Since $B_1,B_2$ are independent, we can get $cov(B_1, B_2) = 0$ and $E[e^{B_1}e^{B_2}] = E[e^{B_1}]E[e^{B_2}]$.
How do you proceed from there? One possible idea I can think of is to use $e^x = \sum \frac{x^n}{n!}$, but I'm not sure if there is any special considerations about Brownian motion when applying the Taylor series.
Best Answer
For $t > 0,$ since $B_i(t) \sim \mathcal{N}(0,t),$
$$\begin{align*}E\left[e^{B_i(t)}\right] &= \frac{1}{\sqrt{2\pi t}}\int_{-\infty}^\infty e^x e^{-x^2/(2t)}\,dx \\ &= \frac{1}{\sqrt{2\pi t}}\int_{-\infty}^\infty e^{t/2}e^{-(x-t)^2/(2t)}\,dx \\ &= e^{t/2} \cdot \left(\frac{1}{\sqrt{2\pi t}}\int_{-\infty}^\infty e^{-(x-t)^2/(2t)}\,dx\right) \\ &= e^{t/2}\end{align*}$$
Note that I'm assuming these are defined so that $B_i(0) = 0$ almost surely. If not, you would have to deal with the distribution of $B_i(0)$ separately.

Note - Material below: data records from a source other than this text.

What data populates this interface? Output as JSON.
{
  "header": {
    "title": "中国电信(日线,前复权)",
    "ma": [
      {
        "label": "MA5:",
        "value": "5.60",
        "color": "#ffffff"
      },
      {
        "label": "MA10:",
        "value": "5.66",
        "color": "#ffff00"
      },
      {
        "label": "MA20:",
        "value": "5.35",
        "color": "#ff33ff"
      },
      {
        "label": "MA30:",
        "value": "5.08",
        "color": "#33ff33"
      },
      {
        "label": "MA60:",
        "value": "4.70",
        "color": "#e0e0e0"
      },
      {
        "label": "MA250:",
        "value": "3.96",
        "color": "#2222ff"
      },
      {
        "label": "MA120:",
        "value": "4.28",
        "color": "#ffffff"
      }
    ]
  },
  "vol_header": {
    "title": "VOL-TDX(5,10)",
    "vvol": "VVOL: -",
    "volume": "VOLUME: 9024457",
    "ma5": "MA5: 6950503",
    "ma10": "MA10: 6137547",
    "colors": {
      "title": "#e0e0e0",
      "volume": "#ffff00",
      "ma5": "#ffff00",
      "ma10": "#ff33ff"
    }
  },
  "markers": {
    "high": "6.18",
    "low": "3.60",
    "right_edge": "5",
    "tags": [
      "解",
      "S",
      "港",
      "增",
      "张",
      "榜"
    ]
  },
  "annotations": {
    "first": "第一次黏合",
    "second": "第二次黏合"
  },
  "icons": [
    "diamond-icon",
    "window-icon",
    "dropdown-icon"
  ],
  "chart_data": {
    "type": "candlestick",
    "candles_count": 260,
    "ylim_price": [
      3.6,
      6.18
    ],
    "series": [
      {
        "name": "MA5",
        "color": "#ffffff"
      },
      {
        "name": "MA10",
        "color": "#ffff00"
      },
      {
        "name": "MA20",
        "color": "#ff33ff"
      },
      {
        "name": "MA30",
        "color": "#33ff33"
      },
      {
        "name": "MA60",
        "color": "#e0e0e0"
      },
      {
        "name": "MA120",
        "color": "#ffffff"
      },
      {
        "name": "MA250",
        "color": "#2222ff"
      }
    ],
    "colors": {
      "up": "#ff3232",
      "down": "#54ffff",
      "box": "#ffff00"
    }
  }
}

Also, while the proof requires $t \neq 0$, the result is immediately verifiable for $t=0.$
Using the above result, we conclude $$E\left[e^{B_1(t_1)}e^{B_2(t_2)}\right] = E\left[e^{B_1(t_1)}\right]E\left[e^{B_2(t_2)}\right] = e^{t_1/2}e^{t_2/2} = e^{(t_1+t_2)/2}$$